Жила-была девочка Ганя. Жила она плохо, в селе во Львовской области, где мама работала в местном колхозе на буряковых плантациях, не разгибаясь с утра до ночи. Гане на буряки не хотелось категорически, Ганя хотела жить красиво.
Для того чтобы жить красиво, надо было вырваться из родного села, подальше от цукристых плантаций. Но как-то не получалось.
Пыталась Ганя два раза поступить учиться – дальше первого экзамена не получалось. И то понятно – гуси, куры, сельская школа, откуда там знаниям взяться. Наконец, удалось от ненавистных буряков сбежать, правдами и неправдами устроиться в районной газете машинисткой. Но, как оказалось вскоре, работа машинисткой не слишком отличалась от колхозных плантаций.
Требовался гениальный ход. Ход, как обычно, подсказали старшие товарищи. Газета, где работала Ганя, была органом Николаевского райкома партии. К местным партийцам проверить и наставить, а то и просто отдохнуть в живописных предгорьях Карпат, регулярно наведывались ответственные товарищи из руководящих инстанций разного рода и калибра. После поучений и наставлений всем этим товарищам требовалось отдохнуть и расслабиться, отойти немножко от дум державных. Вот тут и Ганя понадобится – песни там спеть, на столе станцевать, то да се…
Вот так стала Ганя главным специалистом по оказанию, так сказать, номенклатурных эскортных услуг. Вначале – на районном уровне, потом – на областном, наконец – на республиканско-союзном, когда простую сельскую девочку подвозили вечерком и до утра во всесоюзную здравницу Трускавец, где отдыхала верхушка партийно-советской номенклатуры из Киева и Москвы. И жизнь значительно улучшилась, жизнь удавалась – ушли даже ночные кошмары, где Ганке снилось, как она в позе «зю» машет тяпкой на бескрайнем буряковом поле.
Следующий шаг Ганя сделала сама. Она обнаружила среди многих «эскортируемых» некую особую породу, с особым вниманием выслушивающую ее обычные бабские жалобы на соседей, сотрудников и начальников. Причем, эти люди, как оказалось, исключительно «с горячими сердцами и чистыми руками», готовы были не просто выслушивать Галины бредни, но и оказывать взамен серьезные услуги.
Вот тут-то жизнь и начала налаживаться. «Эскортируя и закладывая», Ганя понеслась по жизни, покоряя все новые и новые высоты.
Сначала Гане открылись двери того самого недоступного высшего образования. И не какого-нибудь, а самого Львовского университета, да еще и самого престижного факультета журналистики. Причем двигала Ганю настолько серьезная организация «на три буквы», что приемная комиссия даже не заметила в ее вступительном сочинении более двадцати грубых грамматических ошибок.

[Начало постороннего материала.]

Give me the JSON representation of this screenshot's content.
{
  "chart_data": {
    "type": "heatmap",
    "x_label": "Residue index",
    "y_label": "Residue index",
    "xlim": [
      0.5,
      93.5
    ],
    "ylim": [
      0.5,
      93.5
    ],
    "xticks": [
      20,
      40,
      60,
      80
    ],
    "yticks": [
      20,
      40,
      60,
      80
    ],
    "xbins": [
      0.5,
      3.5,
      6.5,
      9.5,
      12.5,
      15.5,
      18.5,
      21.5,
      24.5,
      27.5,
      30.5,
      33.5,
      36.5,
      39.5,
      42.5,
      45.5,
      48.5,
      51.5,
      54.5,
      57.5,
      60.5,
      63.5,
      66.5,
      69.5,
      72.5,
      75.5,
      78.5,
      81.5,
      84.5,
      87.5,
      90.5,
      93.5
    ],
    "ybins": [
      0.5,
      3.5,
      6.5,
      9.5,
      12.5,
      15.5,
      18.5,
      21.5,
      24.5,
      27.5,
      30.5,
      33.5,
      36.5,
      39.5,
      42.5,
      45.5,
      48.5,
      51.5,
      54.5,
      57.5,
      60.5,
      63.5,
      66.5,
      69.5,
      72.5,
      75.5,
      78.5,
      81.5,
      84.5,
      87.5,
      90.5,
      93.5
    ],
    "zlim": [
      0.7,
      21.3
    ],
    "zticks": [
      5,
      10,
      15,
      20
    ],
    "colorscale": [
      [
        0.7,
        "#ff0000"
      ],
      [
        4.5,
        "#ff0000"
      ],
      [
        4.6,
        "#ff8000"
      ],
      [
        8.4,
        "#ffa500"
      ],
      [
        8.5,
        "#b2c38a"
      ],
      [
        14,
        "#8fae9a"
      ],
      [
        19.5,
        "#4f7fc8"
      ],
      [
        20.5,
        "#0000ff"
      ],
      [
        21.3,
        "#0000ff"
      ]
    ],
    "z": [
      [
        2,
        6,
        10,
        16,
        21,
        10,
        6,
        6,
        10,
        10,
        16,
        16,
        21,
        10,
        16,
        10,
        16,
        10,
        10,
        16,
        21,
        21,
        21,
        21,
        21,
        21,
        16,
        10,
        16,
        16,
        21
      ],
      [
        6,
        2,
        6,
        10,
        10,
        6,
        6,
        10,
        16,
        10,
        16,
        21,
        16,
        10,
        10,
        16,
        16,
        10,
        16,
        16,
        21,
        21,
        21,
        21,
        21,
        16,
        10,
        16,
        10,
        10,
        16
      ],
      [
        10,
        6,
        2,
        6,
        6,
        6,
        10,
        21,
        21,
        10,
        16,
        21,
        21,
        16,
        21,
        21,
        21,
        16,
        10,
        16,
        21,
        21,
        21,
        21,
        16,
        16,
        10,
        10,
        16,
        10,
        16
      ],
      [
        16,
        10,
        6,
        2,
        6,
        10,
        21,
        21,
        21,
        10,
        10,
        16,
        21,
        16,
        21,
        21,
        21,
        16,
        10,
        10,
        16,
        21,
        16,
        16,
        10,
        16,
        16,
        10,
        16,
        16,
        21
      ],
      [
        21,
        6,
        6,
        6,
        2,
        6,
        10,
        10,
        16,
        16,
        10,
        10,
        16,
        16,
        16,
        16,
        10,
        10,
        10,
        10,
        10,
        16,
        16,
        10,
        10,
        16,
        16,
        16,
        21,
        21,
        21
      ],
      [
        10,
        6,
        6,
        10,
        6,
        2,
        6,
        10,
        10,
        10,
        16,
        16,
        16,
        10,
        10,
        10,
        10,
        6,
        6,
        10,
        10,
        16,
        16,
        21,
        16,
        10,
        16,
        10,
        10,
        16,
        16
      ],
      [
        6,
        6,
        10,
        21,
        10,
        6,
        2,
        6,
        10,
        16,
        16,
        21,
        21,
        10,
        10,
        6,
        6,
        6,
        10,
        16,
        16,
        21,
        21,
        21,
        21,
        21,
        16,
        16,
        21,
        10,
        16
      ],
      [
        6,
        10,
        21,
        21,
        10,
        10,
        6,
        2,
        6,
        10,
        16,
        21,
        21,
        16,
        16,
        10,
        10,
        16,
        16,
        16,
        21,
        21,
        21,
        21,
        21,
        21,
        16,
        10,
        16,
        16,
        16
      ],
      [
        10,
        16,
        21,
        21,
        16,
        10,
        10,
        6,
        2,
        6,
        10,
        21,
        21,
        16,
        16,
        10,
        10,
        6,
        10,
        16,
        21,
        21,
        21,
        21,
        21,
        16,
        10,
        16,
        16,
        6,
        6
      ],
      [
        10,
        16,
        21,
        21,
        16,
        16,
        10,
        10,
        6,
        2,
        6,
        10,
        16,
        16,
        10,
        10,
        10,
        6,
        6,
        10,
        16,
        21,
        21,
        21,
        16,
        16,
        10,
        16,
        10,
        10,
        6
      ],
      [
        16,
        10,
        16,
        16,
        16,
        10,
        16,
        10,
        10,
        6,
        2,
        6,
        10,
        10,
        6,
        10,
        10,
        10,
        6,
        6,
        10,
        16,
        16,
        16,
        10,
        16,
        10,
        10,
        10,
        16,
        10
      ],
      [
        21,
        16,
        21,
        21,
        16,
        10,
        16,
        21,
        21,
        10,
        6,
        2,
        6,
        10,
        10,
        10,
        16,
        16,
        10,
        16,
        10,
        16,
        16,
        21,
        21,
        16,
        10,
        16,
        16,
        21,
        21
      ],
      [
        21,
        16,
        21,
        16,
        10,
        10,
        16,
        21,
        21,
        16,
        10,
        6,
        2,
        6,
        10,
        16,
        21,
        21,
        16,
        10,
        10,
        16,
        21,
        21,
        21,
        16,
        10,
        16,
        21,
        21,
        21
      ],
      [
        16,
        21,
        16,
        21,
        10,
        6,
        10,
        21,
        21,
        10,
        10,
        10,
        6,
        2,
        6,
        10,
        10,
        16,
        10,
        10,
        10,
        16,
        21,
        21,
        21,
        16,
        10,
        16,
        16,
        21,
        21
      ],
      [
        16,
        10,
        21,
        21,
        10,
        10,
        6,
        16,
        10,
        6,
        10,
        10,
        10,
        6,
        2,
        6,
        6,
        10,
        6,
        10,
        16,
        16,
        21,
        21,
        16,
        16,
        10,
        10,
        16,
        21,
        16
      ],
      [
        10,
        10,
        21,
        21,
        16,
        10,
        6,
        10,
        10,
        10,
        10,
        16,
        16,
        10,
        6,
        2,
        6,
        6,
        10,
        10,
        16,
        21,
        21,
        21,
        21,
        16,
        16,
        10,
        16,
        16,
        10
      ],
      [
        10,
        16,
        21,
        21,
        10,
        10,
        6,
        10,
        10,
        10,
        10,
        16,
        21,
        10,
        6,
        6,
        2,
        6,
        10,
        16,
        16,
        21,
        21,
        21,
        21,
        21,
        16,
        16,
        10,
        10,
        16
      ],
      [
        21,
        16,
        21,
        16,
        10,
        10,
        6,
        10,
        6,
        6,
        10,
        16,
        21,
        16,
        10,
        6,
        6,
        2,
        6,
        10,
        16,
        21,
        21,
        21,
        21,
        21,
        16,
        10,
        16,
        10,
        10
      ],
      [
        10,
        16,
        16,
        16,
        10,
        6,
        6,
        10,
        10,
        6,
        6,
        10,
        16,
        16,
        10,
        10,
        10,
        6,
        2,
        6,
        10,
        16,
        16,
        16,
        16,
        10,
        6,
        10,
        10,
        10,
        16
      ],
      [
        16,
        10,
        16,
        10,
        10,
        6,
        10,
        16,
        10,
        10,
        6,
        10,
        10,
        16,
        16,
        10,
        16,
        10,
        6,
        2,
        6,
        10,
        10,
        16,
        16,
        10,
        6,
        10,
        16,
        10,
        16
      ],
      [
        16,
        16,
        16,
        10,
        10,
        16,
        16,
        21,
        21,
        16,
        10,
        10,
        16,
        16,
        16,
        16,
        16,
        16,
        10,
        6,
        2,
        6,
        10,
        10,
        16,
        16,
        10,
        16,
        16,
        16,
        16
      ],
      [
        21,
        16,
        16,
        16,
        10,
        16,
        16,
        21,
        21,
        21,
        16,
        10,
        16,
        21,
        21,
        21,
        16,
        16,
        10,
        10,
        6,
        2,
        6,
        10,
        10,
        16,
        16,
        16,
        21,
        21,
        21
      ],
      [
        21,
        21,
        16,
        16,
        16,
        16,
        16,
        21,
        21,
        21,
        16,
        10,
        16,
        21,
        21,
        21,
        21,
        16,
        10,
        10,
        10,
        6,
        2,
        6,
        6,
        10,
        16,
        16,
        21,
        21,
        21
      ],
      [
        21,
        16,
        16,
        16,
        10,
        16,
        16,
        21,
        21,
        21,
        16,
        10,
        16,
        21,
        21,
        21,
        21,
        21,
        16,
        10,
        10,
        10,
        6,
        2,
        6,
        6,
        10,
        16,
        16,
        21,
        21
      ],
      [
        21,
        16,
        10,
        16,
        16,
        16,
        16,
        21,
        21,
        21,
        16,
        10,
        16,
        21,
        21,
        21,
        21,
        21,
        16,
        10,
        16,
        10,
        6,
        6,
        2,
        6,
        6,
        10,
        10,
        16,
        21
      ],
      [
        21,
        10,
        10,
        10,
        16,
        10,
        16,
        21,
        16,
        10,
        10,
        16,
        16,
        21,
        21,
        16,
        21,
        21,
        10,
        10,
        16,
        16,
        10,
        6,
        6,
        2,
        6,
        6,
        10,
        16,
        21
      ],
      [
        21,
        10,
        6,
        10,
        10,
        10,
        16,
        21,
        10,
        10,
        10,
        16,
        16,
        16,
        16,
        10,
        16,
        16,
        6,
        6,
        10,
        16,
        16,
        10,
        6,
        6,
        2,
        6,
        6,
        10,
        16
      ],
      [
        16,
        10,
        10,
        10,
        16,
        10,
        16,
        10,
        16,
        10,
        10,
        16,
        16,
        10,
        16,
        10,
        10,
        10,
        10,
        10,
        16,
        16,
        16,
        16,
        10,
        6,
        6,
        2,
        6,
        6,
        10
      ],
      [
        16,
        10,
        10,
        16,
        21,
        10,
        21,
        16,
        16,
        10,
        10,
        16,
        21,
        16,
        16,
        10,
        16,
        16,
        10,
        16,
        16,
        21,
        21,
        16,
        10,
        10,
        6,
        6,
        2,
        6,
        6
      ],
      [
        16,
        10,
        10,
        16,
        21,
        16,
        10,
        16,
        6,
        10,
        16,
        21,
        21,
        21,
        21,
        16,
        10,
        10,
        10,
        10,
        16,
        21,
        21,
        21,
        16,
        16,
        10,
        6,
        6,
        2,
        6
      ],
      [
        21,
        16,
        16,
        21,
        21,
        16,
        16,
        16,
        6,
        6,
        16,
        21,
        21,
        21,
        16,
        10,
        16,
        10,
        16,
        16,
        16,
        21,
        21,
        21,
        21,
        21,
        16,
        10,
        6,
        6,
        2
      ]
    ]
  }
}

Поднялась Ганя по жизни так, что трудоустройством ее во Львове уже занимался лично шеф львовской конторы той самой «горячесердечной и чисторучной» организации Станислав Иванович Малик. Именно он позвонил руководителю областной комсомольской газеты «Ленінська молодь» и очень настоятельно порекомендовал принять на работу нужного человека. Причем не просто принять, а поручить Гане кураторство неформальных молодежных организаций, разных там «Братств Льва», «Клуба творческой молодежи» и других, возникавших в ту пору, как грибы после дождя. А на робкие возражения, что, мол, «ценная кадра» ни опыта, ни таланта не имеет, рекомендующий жестко отрезал: «Вам бы такой опыт, как у нее. А тексты у нас есть кому писать»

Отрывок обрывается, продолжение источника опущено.